Robert Klemme
1/13/2008 6:02:00 PM
On 13.01.2008 13:37, Marc Hoeppner wrote:
> Thanks for the great responses!
>
> Just for clarification though:
>
> tag_start identifies an element like "gene" ala
>
> def tag_start(name, attrib)
> if name=="gene"
> do something here
> end
> end
>
> So tag_end is then used if I want to puts everything that was done with
> the element and its children like storing some values in an array or
> something?
Yeah, you could do that. Basically it's completely up to you. The
parser just hands off events for parsed XML items (like starting tags,
closing tags, text data etc.) in the order found in the document.

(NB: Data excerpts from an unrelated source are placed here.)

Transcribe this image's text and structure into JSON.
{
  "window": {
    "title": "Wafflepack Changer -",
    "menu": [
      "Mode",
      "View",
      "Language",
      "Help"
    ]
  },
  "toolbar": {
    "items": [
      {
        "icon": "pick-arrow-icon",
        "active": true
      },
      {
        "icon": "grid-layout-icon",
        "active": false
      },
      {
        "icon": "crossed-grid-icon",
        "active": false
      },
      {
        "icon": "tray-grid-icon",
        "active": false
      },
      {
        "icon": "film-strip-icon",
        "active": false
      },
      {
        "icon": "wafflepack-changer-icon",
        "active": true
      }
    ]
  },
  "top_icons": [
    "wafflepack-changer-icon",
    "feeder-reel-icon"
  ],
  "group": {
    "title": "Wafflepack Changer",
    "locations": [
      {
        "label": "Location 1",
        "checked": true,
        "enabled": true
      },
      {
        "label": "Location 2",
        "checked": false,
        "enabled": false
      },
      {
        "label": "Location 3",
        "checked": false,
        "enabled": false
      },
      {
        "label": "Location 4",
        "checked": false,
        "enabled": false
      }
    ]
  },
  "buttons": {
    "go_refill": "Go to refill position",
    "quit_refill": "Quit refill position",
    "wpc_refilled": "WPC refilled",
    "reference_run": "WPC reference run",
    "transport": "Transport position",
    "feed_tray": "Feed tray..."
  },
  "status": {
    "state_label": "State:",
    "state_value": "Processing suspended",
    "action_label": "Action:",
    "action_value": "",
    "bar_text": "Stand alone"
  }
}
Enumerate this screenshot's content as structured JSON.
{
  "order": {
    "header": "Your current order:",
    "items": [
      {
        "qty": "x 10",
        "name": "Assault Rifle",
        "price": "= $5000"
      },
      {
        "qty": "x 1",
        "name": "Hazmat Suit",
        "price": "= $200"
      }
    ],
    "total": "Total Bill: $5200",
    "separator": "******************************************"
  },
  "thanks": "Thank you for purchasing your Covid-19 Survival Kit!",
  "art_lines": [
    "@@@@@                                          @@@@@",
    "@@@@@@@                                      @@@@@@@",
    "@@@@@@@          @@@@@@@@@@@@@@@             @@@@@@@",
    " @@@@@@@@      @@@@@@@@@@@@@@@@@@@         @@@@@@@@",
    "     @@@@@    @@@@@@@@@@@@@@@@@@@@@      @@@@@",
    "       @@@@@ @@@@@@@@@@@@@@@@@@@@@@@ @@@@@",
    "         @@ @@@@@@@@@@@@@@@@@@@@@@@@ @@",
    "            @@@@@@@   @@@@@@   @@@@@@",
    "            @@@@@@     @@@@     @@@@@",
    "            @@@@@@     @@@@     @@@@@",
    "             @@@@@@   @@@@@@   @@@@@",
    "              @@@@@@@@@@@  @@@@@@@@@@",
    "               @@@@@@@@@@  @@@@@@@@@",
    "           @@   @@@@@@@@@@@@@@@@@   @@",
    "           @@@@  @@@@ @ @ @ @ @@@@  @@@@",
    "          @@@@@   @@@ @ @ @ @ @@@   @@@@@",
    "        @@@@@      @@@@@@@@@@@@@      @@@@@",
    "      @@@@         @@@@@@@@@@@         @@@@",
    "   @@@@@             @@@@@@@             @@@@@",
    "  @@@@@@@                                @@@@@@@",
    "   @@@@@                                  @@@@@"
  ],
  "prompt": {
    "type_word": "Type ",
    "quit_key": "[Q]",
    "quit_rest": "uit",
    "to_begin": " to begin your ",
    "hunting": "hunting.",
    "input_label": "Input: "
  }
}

I have attached another example of an idiom that I use frequently. This
may not be needed in your case but who knows? Basic idea is that the
event listener creates nested listeners (one per element) and hands
processing off to them while maintaining a stack of listeners. That way
you can do different processing based on element name, attributes or
whatever. Might be overkill for your simple example but OTOH if you do
need to do complex processing steps based on elements this might be
exactly what you need. For example, you can store any information you
need in a nested listener and do all the processing in end tag.
Kind regards
robert
#!/bin/env ruby
# Robert Klemme 2007
require 'rexml/document'
require 'rexml/streamlistener'
require 'delegate'
class StreamListener < Delegator
def initialize
@current = NestedStreamListener.new
end
def tag_start(name, attrs)
sl = listener(name, attrs).new
sl.parent = @current
@current = sl
sl.tag_start(name, attrs)
end
def tag_end(name)
@current.tag_end(name)
@current = @current.parent
end
def __getobj__
@current or raise "Cannot handle beyond root"
end
private
def listener(name, attrs)
# more complex code here for specific
# nested listeners
NestedStreamListener
end
end
class BaseNestedStreamListener
include REXML::StreamListener
# structure
attr_accessor :parent
protected
# parents from the root
def parents
res = []
sl = self
while sl
res.unshift sl
sl = sl.parent
end
res
end
end
class NestedStreamListener < BaseNestedStreamListener
attr_accessor :tag_name
def tag_start(name, attrs)
# demo only
self.tag_name = name
parents.each do |par|
print par.tag_name, " "
end
puts
@text = ""
end
def tag_end(name)
print " ", @text.inspect, "\n"
end
def text(s)
(@text ||= "") << s
end
alias cdata text
end
REXML::Document.parse_stream( DATA, StreamListener.new )
__END__
<root>
<Gene-ref>
<name>foo</name>
<start>17</start>
<end>42</end>
</Gene-ref>
<Gene-ref>
<name>bar</name>
<start>43</start>
<end>50</end>
</Gene-ref>
</root>